Taking note of their worries, Bennett responded, “I think, and this is only my opinion, that to reach a large mainstream audience, the franchise has to move away from its Tokusatsu roots.”
“It’s this that has kept Power Rangers niche for so long with US audiences,” he added, ironically ignoring the role such dismissive attitudes towards Power Rangers and Super Sentais‘ earnestness have played in both franchises developing negative reputations among Western audiences. “It needs to do this in a way that is fresh and compelling.”
Unsurprisingly to everyone but himself, fans of both franchises did not take well to Bennett’s suggestion, with many in turn pouring out to publicly criticize his dismissal of Super Sentai‘s sincerity.
However, rather than accept that this negative reception was the result of his opinion being rather unpopular, Bennett would return to Twitter the next day to accuse his critics of ‘attacking’ him.
“Amazing,” he wrote on September 11th. “Gotta love Twitter.
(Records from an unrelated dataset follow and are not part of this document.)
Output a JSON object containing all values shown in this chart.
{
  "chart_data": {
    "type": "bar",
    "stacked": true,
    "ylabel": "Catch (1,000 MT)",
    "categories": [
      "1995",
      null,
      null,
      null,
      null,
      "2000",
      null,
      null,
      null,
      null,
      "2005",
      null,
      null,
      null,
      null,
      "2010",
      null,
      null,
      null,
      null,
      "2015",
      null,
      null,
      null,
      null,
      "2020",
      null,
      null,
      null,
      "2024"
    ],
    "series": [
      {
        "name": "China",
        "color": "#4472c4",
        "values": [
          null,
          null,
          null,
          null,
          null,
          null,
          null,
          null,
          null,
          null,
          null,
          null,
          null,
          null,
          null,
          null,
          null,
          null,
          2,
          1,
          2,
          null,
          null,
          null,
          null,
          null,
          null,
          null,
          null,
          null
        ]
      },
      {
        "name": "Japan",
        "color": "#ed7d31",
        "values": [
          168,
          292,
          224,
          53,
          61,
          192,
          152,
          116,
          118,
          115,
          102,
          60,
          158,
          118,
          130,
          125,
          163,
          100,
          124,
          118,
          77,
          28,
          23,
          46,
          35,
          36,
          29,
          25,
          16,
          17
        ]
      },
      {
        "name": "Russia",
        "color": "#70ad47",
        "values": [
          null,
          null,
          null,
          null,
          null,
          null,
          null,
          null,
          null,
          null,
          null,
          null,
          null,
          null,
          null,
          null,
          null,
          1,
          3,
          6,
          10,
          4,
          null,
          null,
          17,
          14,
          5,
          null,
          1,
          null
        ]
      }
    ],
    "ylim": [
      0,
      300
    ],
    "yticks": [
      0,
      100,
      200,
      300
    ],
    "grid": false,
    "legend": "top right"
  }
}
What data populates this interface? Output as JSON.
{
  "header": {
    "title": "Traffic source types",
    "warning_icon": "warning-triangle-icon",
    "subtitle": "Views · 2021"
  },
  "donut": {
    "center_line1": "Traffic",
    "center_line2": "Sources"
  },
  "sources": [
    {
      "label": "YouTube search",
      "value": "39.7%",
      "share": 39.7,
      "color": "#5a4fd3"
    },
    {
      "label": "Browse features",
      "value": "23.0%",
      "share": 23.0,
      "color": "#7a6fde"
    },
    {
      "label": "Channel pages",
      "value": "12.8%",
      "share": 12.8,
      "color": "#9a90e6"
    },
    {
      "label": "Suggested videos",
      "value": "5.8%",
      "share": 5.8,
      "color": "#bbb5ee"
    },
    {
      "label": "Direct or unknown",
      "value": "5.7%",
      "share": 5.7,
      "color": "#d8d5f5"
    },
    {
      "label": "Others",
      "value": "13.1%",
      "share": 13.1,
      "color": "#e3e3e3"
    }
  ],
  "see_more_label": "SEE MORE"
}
Another mass pile-on as people choose to misread reasonably innocuous comments – and attack the poster. This really is like digital Deadwood!
Met with @Kiramainep’s frustrated declaration that he “shouldn’t be directing a tokusatsu franchise if you hate tokusatsu” and his “inability to take any to take any criticism even when it’s productive shows why this brand is dying”, Bennett ultimately explained, “I don’t hate Tokusatsu – I admire it greatly.”
“My comment was that for PR to find mass audience success in the US again, I think it needs to move away from its Tokusatsu roots,” he concluded.
Sadly, such denigration of the ‘magic’ that makes Super Sentai work is expected of a Hollywood creator who admitted that, upon joining the franchise, “It took me some time to get my head around how obviously plastic toys and rubber monsters were taken so seriously.”
“There was laughter at our Japanese footage meetings,” admitted Bennett on August 20th, “where the excerpts selected by the writers were discussed by other HoDs re matching locations and action.”